What projects are you working on these days? Feel free to share any links, etc.
SD: Although I’ve drawn a line under Things in The Well and the publishing venture and charity books, I haven’t stopped writing. In fact I’ve since self-published a collection of dark poetry called Last Moments of Bliss and Other Empathies. It’s more of a vanity thing I suppose, although you can find it on Amazon and here in the libraries in Tasmania at least. Ironically, the titular poem is about me leaving behind my writing, much of which was set in the fictitious town of Bliss… But of course you can’t just stop writing once you get the bug. I’ve said several times that “not reading, not writing, is like not seeing, not being able to speak,” and that’s how I still feel.
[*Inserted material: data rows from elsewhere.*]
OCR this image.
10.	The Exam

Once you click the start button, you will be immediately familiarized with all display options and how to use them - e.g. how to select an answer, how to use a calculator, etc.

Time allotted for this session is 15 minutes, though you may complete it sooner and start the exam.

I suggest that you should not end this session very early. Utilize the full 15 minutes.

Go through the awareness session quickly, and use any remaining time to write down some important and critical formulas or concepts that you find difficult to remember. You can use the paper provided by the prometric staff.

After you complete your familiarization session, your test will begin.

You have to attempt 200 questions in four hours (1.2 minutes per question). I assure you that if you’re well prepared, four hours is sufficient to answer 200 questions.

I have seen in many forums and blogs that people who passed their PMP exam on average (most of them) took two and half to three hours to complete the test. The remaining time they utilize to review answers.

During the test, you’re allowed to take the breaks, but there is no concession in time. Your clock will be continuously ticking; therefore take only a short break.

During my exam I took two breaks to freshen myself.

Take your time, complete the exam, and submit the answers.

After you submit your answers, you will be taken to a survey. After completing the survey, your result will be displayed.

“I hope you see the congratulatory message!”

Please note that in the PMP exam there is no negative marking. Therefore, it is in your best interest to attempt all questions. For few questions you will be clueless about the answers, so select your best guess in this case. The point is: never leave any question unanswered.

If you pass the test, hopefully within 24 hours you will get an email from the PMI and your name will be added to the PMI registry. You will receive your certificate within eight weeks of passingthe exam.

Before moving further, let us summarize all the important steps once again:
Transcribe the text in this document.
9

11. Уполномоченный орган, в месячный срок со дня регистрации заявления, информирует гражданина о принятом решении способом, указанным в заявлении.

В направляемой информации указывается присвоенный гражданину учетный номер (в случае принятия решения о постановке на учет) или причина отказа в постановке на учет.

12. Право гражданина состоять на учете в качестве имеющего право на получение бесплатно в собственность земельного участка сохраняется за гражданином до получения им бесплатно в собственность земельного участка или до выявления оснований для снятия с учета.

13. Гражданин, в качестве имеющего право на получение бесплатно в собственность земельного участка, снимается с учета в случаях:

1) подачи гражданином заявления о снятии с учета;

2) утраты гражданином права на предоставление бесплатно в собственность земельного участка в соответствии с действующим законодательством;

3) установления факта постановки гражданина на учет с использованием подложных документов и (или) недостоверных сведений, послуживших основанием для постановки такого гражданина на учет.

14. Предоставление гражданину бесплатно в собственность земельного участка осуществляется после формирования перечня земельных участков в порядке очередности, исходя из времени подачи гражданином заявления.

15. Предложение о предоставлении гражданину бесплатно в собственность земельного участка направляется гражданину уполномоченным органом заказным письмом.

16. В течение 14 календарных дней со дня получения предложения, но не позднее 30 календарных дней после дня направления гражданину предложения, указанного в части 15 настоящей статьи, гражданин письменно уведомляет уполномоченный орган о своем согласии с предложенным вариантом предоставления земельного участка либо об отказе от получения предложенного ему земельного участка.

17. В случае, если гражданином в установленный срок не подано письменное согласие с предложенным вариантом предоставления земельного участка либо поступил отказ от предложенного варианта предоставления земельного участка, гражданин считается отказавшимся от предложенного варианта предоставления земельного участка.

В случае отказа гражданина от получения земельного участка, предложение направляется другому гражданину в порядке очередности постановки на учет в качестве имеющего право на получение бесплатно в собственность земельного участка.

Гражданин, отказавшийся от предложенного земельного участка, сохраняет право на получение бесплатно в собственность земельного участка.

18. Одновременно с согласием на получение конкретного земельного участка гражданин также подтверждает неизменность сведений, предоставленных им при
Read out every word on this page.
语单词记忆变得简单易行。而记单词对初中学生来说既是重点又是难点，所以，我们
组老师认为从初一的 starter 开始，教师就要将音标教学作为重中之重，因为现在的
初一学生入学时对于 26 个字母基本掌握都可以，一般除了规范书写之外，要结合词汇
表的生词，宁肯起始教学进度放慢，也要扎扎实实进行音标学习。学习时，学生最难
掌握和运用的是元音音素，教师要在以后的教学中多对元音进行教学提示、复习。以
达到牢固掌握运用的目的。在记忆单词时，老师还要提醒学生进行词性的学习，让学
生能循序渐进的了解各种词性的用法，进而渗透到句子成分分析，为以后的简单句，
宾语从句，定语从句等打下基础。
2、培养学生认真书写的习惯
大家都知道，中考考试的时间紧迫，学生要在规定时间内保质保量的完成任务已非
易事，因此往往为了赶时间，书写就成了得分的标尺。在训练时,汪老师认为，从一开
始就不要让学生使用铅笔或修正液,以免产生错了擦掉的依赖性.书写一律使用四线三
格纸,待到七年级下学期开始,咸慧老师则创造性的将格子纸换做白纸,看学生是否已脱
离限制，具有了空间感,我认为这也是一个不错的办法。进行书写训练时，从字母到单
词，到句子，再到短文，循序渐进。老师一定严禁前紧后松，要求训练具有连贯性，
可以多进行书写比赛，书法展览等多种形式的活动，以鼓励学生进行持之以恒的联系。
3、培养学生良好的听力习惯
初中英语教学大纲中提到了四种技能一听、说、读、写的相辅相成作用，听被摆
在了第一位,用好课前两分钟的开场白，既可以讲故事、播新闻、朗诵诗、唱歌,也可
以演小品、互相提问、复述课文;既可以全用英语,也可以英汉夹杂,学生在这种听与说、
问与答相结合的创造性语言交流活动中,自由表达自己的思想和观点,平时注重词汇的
I have a collection that’s almost ready to publish, Unholy Beginnings and Unhappy Endings, and another collection that’s a good way to completion. Then I have a novella I wrote at a writing retreat I was awarded here in Tasmania last year. And I have at least one novel in the works, which is more of a psychological/crime thriller. Who knows if they will ever see print? I’d like them to see something put out by a large publisher, so just like Sandra, perhaps I can be remembered after I’ve left this place.